Phantom Water Menace

Chinese water spinach (Ipomoea aquatica) is an edible plant; it is a popular vegetable in Asia. Chinese water spinach is also a noxious weed (Federal) because in the right conditions, it can take over lakes and ponds. The US Department of Agriculture allows states to decide whether to allow importation for human consumption via permit or not. The Iowa Department of Agriculture recently requested input from other states. I passed on Oregon’s experience and monitored the other responses. In general, northern states allow Chinese water spinach; southern states don’t.

In 2003, we were approached by USDA and asked whether we’d accept Chinese water spinach in Oregon. Portland State University stepped up and did a risk assessment:

Here is an excerpt from the conclusion: “. . . due to the requirement for hot, humid conditions for growth and the failure of I. aquatica to establish in more temperate areas of Asia, where it has been an important food for several centuries, we conclude that there is a low risk that I. aquatica could establish, invade, and create a nuisance condition in Oregon rivers, streams, lakes, and drainage and irrigation canals.”

The authors even bought some plants at an Asian market and tried to rear it without success. This plant grows amazingly fast in the tropics and in greenhouses, but we don’t have to worry about it becoming an invasive weed in Oregon.

This is a good example of how weed problems are regional.
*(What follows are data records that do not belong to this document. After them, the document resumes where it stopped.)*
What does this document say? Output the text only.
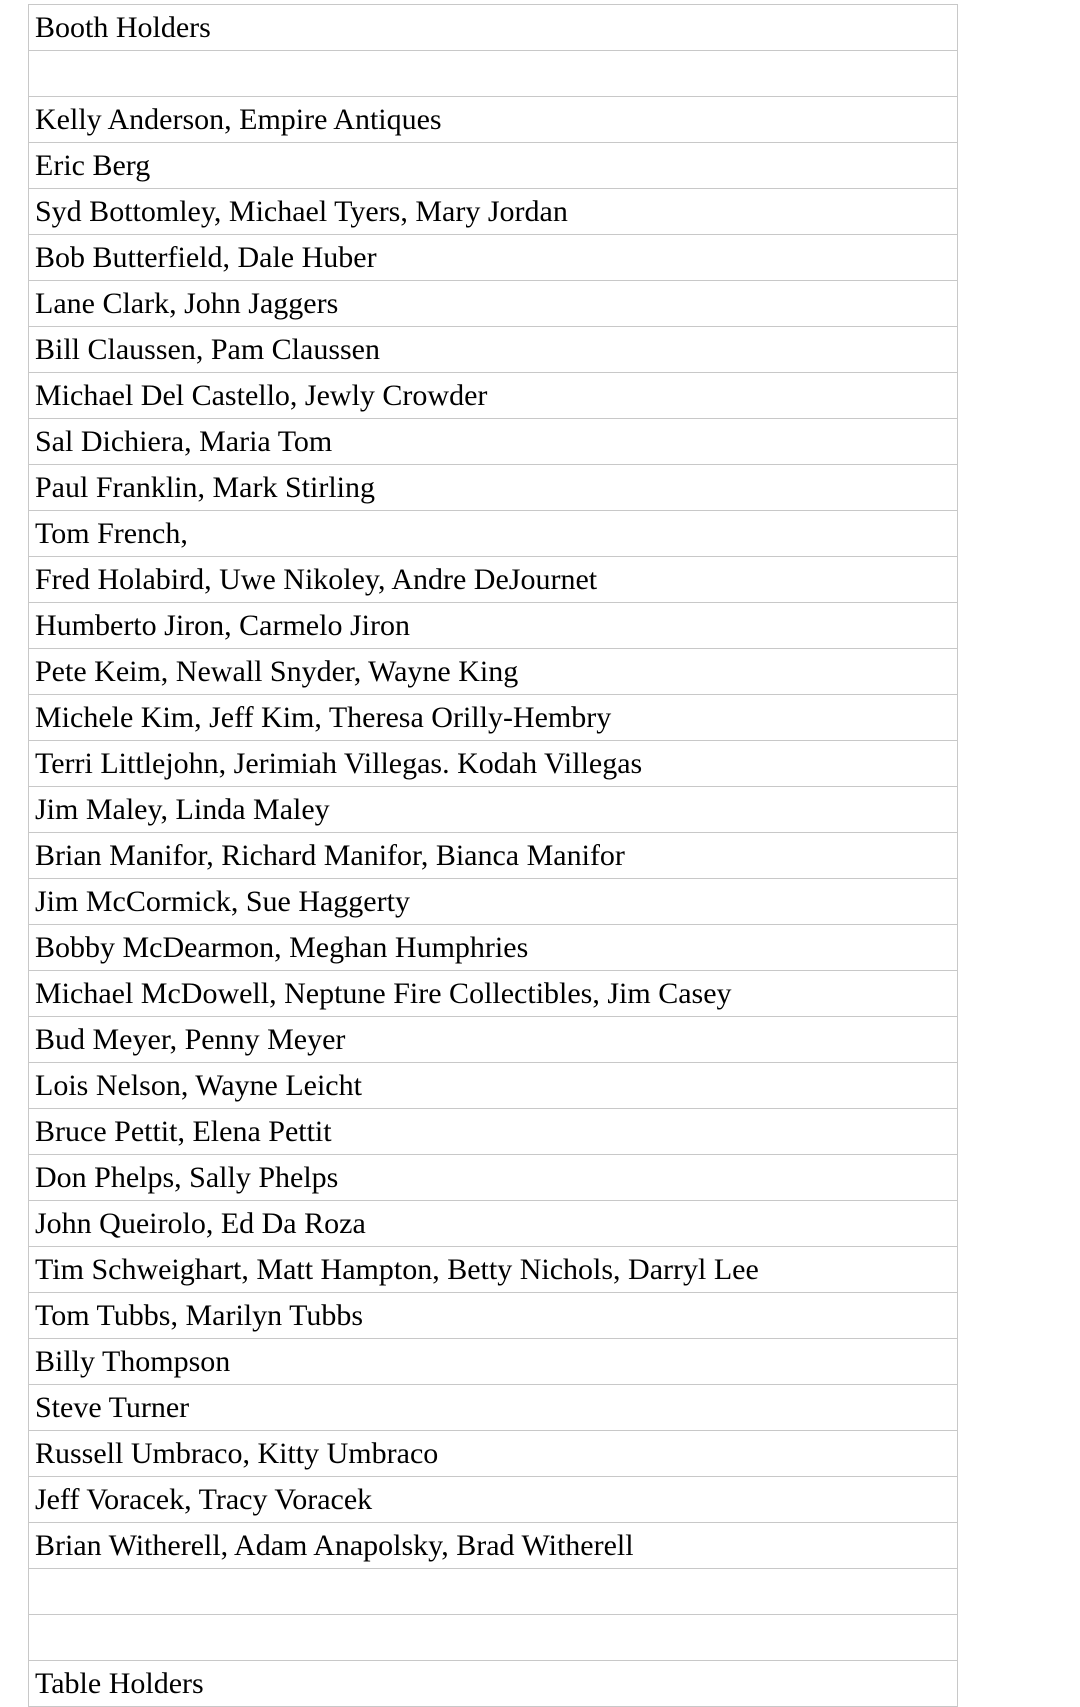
Booth Holders

Kelly Anderson, Empire Antiques
Eric Berg
Syd Bottomley, Michael Tyers, Mary Jordan
Bob Butterfield, Dale Huber
Lane Clark, John Jaggers
Bill Claussen, Pam Claussen
Michael Del Castello, Jewly Crowder
Sal Dichiera, Maria Tom
Paul Franklin, Mark Stirling
Tom French,
Fred Holabird, Uwe Nikoley, Andre DeJournet
Humberto Jiron, Carmelo Jiron
Pete Keim, Newall Snyder, Wayne King
Michele Kim, Jeff Kim, Theresa Orilly-Hembry
Terri Littlejohn, Jerimiah Villegas. Kodah Villegas
Jim Maley, Linda Maley
Brian Manifor, Richard Manifor, Bianca Manifor
Jim McCormick, Sue Haggerty
Bobby McDearmon, Meghan Humphries
Michael McDowell, Neptune Fire Collectibles, Jim Casey
Bud Meyer, Penny Meyer
Lois Nelson, Wayne Leicht
Bruce Pettit, Elena Pettit
Don Phelps, Sally Phelps
John Queirolo, Ed Da Roza
Tim Schweighart, Matt Hampton, Betty Nichols, Darryl Lee
Tom Tubbs, Marilyn Tubbs
Billy Thompson
Steve Turner
Russell Umbraco, Kitty Umbraco
Jeff Voracek, Tracy Voracek
Brian Witherell, Adam Anapolsky, Brad Witherell

Table Holders
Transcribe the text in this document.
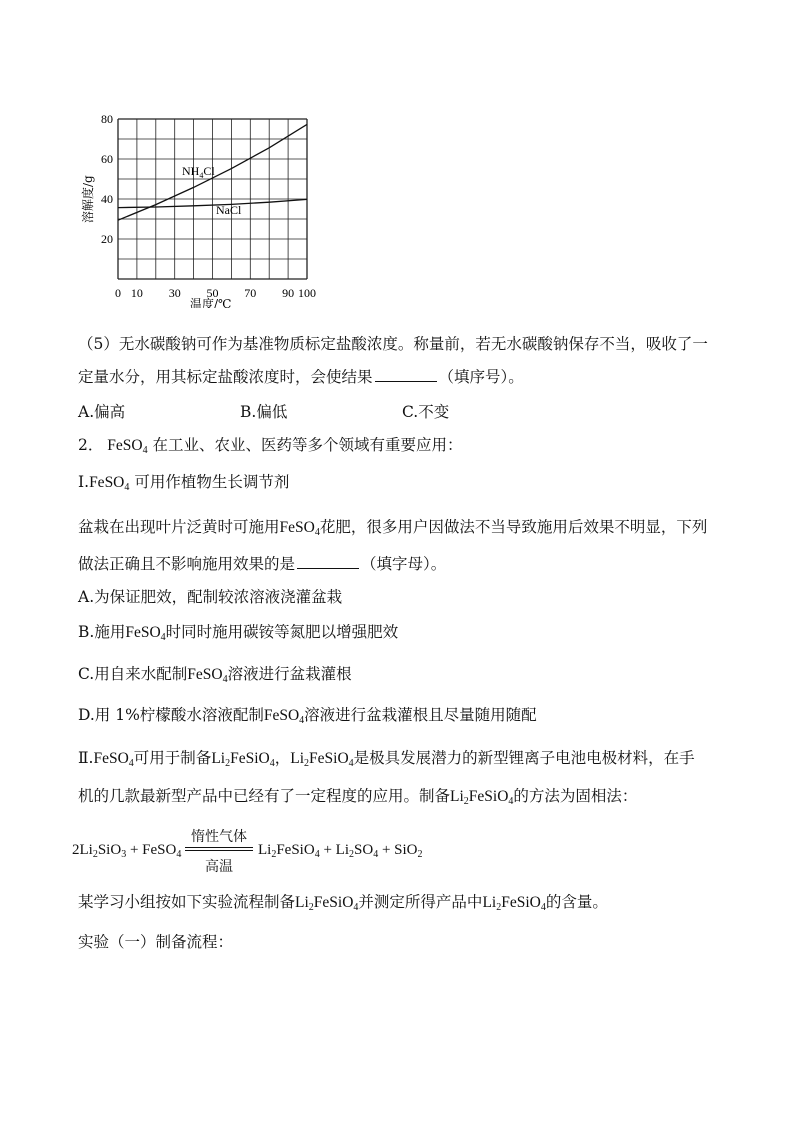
0 10 30 50 70 90 100
20
40
60
80
$NH_4Cl$
NaCl
溶解度/g
温度/℃
（5）无水碳酸钠可作为基准物质标定盐酸浓度。称量前，若无水碳酸钠保存不当，吸收了一
定量水分，用其标定盐酸浓度时，会使结果	（填序号）。
A.偏高	B.偏低	C.不变
2． FeSO$_4$ 在工业、农业、医药等多个领域有重要应用：
Ⅰ.FeSO$_4$ 可用作植物生长调节剂
盆栽在出现叶片泛黄时可施用FeSO$_4$花肥，很多用户因做法不当导致施用后效果不明显，下列
做法正确且不影响施用效果的是	（填字母）。
A.为保证肥效，配制较浓溶液浇灌盆栽
B.施用FeSO$_4$时同时施用碳铵等氮肥以增强肥效
C.用自来水配制FeSO$_4$溶液进行盆栽灌根
D.用 1%柠檬酸水溶液配制FeSO$_4$溶液进行盆栽灌根且尽量随用随配
Ⅱ.FeSO$_4$可用于制备$Li_2FeSiO_4$，$Li_2FeSiO_4$是极具发展潜力的新型锂离子电池电极材料，在手
机的几款最新型产品中已经有了一定程度的应用。制备$Li_2FeSiO_4$的方法为固相法：
$2Li_2SiO_3$ + FeSO$_4$
惰性气体
高温
$Li_2FeSiO_4 + Li_2SO_4 + SiO_2$
某学习小组按如下实验流程制备$Li_2FeSiO_4$并测定所得产品中$Li_2FeSiO_4$的含量。
实验（一）制备流程：
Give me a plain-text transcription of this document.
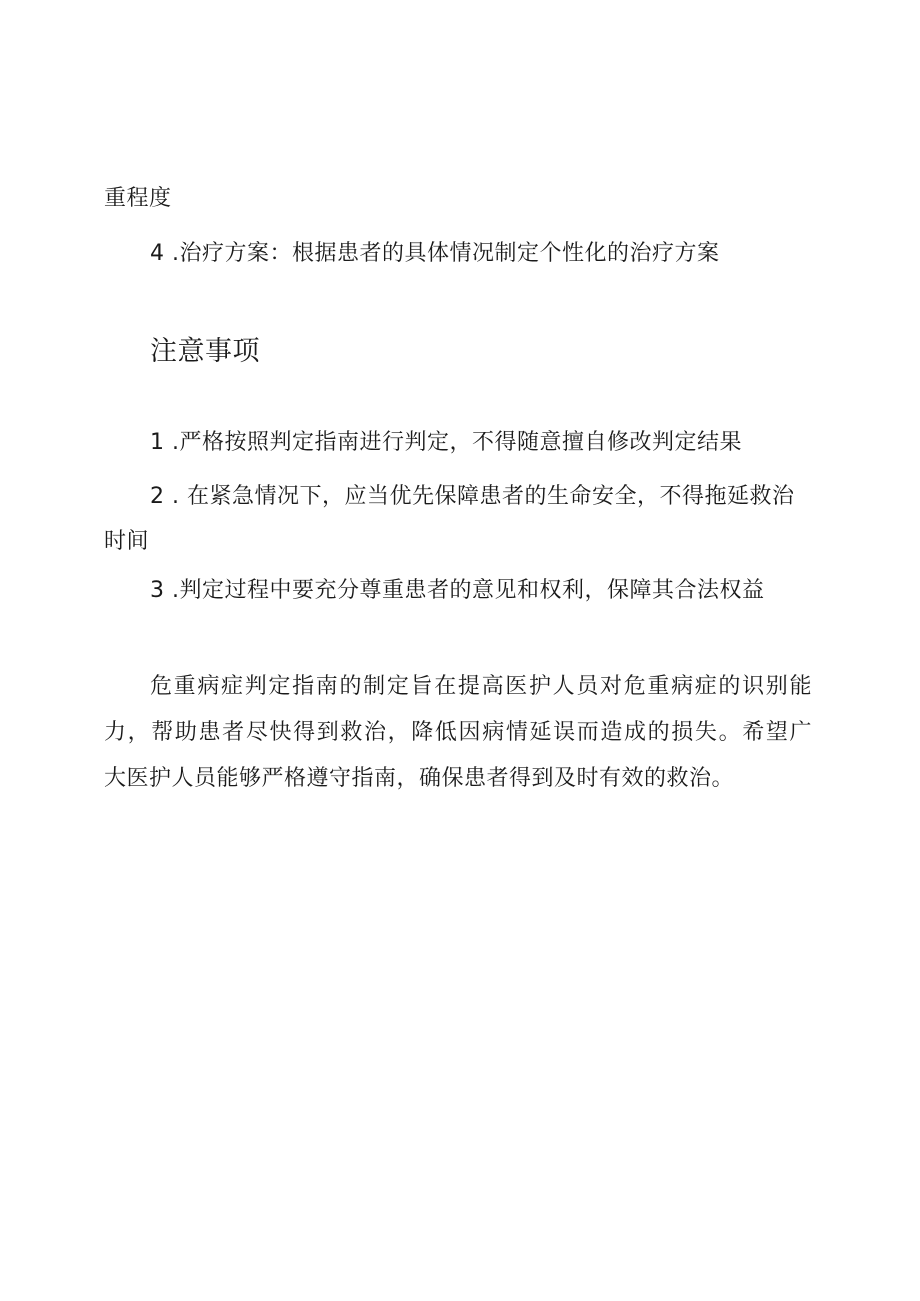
重程度
4 .治疗方案：根据患者的具体情况制定个性化的治疗方案
注意事项
1 .严格按照判定指南进行判定，不得随意擅自修改判定结果
2 . 在紧急情况下，应当优先保障患者的生命安全，不得拖延救治
时间
3 .判定过程中要充分尊重患者的意见和权利，保障其合法权益
危重病症判定指南的制定旨在提高医护人员对危重病症的识别能
力，帮助患者尽快得到救治，降低因病情延误而造成的损失。希望广
大医护人员能够严格遵守指南，确保患者得到及时有效的救治。
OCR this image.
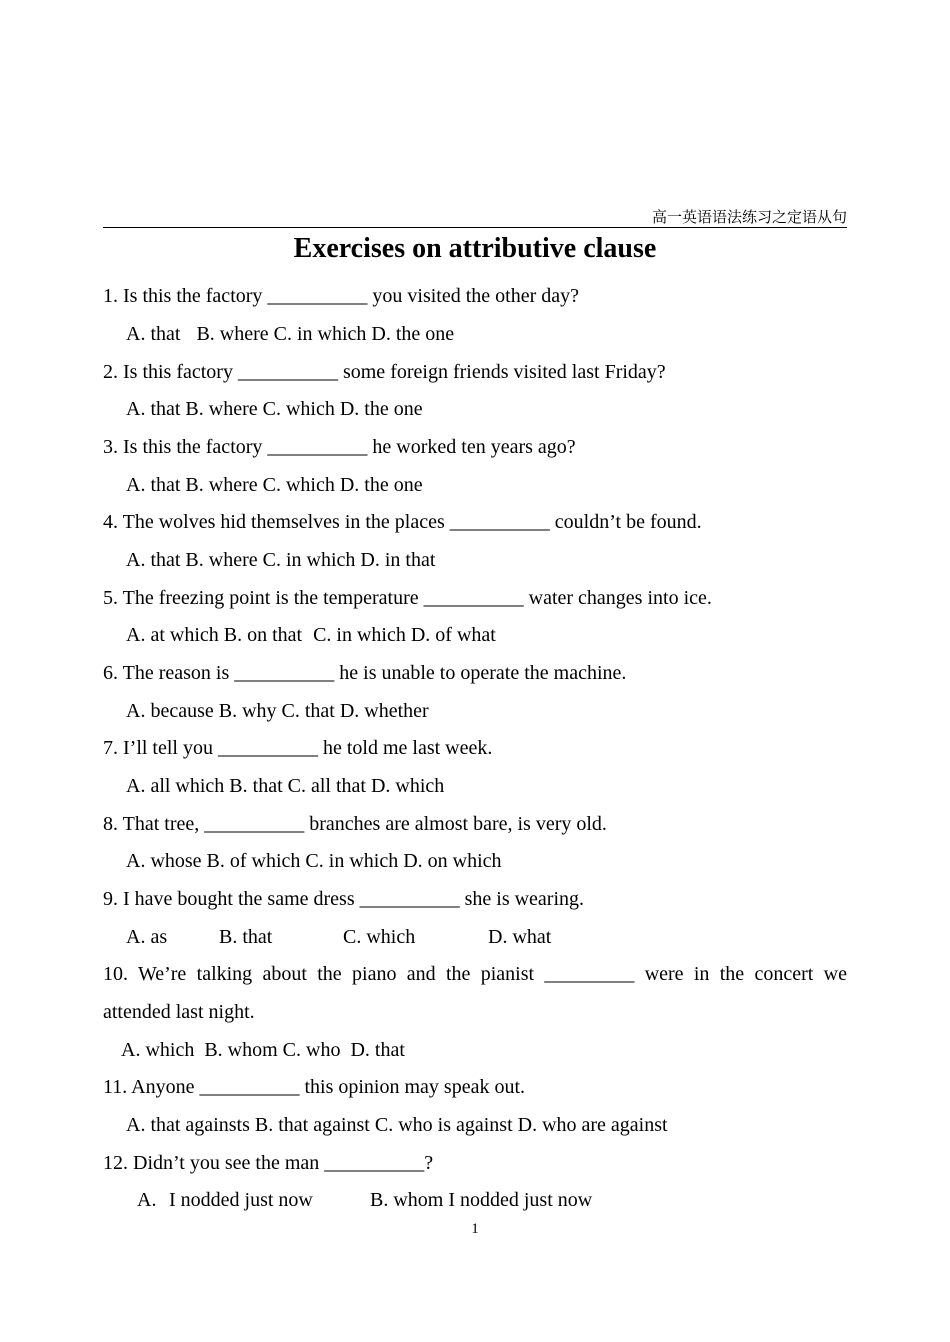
高一英语语法练习之定语从句
Exercises on attributive clause
1. Is this the factory __________ you visited the other day?
A. that B. where C. in which D. the one
2. Is this factory __________ some foreign friends visited last Friday?
A. that B. where C. which D. the one
3. Is this the factory __________ he worked ten years ago?
A. that B. where C. which D. the one
4. The wolves hid themselves in the places __________ couldn’t be found.
A. that B. where C. in which D. in that
5. The freezing point is the temperature __________ water changes into ice.
A. at which B. on that C. in which D. of what
6. The reason is __________ he is unable to operate the machine.
A. because B. why C. that D. whether
7. I’ll tell you __________ he told me last week.
A. all which B. that C. all that D. which
8. That tree, __________ branches are almost bare, is very old.
A. whose B. of which C. in which D. on which
9. I have bought the same dress __________ she is wearing.
A. as	B. that	C. which	D. what
10. We’re talking about the piano and the pianist _________ were in the concert we
attended last night.
A. which B. whom C. who D. that
11. Anyone __________ this opinion may speak out.
A. that againsts B. that against C. who is against D. who are against
12. Didn’t you see the man __________?
A. I nodded just now	B. whom I nodded just now
1
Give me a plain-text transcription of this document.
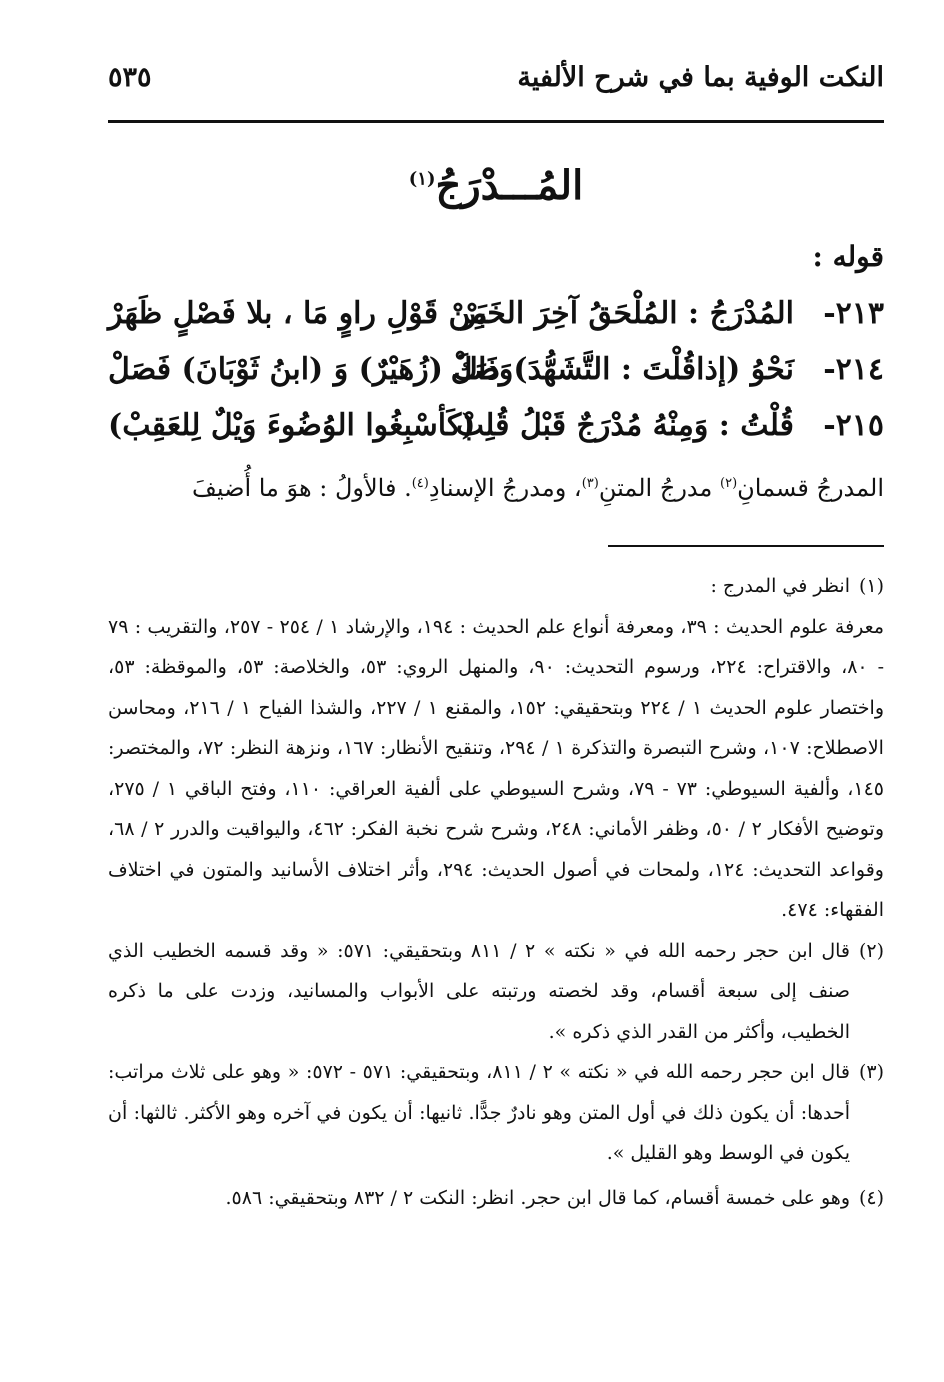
النكت الوفية بما في شرح الألفية
٥٣٥
المُـــدْرَجُ$^{(١)}$
قوله :
٢١٣-
المُدْرَجُ : المُلْحَقُ آخِرَ الخَبَرْ
مِنْ قَوْلِ راوٍ مَا ، بلا فَصْلٍ ظَهَرْ
٢١٤-
نَحْوُ (إذاقُلْتَ : التَّشَهُّدَ)وَصَلْ
ذَاكَ (زُهَيْرٌ) وَ (ابنُ ثَوْبَانَ) فَصَلْ
٢١٥-
قُلْتُ : وَمِنْهُ مُدْرَجٌ قَبْلُ قُلِبْ
(كَأسْبِغُوا الوُضُوءَ وَيْلٌ لِلعَقِبْ)
المدرجُ قسمانِ$^{(٢)}$ مدرجُ المتنِ$^{(٣)}$، ومدرجُ الإسنادِ$^{(٤)}$. فالأولُ : هوَ ما أُضيفَ
(١)
انظر في المدرج :
معرفة علوم الحديث : ٣٩، ومعرفة أنواع علم الحديث : ١٩٤، والإرشاد ١ / ٢٥٤ - ٢٥٧، والتقريب : ٧٩ - ٨٠، والاقتراح: ٢٢٤، ورسوم التحديث: ٩٠، والمنهل الروي: ٥٣، والخلاصة: ٥٣، والموقظة: ٥٣، واختصار علوم الحديث ١ / ٢٢٤ وبتحقيقي: ١٥٢، والمقنع ١ / ٢٢٧، والشذا الفياح ١ / ٢١٦، ومحاسن الاصطلاح: ١٠٧، وشرح التبصرة والتذكرة ١ / ٢٩٤، وتنقيح الأنظار: ١٦٧، ونزهة النظر: ٧٢، والمختصر: ١٤٥، وألفية السيوطي: ٧٣ - ٧٩، وشرح السيوطي على ألفية العراقي: ١١٠، وفتح الباقي ١ / ٢٧٥، وتوضيح الأفكار ٢ / ٥٠، وظفر الأماني: ٢٤٨، وشرح شرح نخبة الفكر: ٤٦٢، واليواقيت والدرر ٢ / ٦٨، وقواعد التحديث: ١٢٤، ولمحات في أصول الحديث: ٢٩٤، وأثر اختلاف الأسانيد والمتون في اختلاف الفقهاء: ٤٧٤.
(٢)
قال ابن حجر رحمه الله في « نكته » ٢ / ٨١١ وبتحقيقي: ٥٧١: « وقد قسمه الخطيب الذي صنف إلى سبعة أقسام، وقد لخصته ورتبته على الأبواب والمسانيد، وزدت على ما ذكره الخطيب، وأكثر من القدر الذي ذكره ».
(٣)
قال ابن حجر رحمه الله في « نكته » ٢ / ٨١١، وبتحقيقي: ٥٧١ - ٥٧٢: « وهو على ثلاث مراتب: أحدها: أن يكون ذلك في أول المتن وهو نادرٌ جدًّا. ثانيها: أن يكون في آخره وهو الأكثر. ثالثها: أن يكون في الوسط وهو القليل ».
(٤)
وهو على خمسة أقسام، كما قال ابن حجر. انظر: النكت ٢ / ٨٣٢ وبتحقيقي: ٥٨٦.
Just because a plant is a weed elsewhere, doesn’t mean it would be a weed here. Before adding weeds or other invasive species to lists of prohibited species, we need to get in the habit of doing a risk assessment. In most cases, this is essentially a literature review answering these questions:

- What is the likelihood of introduction, establishment, and spread?
- What would be the ecologic and economic consequences if it did establish?

The Oregon Invasive Species Council is making good headway on doing risk assessments for all species on our list of 100 Worst Invaders. It won’t surprise me at all if some species currently on the list turn out to be phantom menaces. Others, of course, will pose more risk than we currently imagine. The value of doing these risk assessments is that it allows us to focus on the highest priority invasive species and not waste time and resources on low risk species like Chinese water spinach.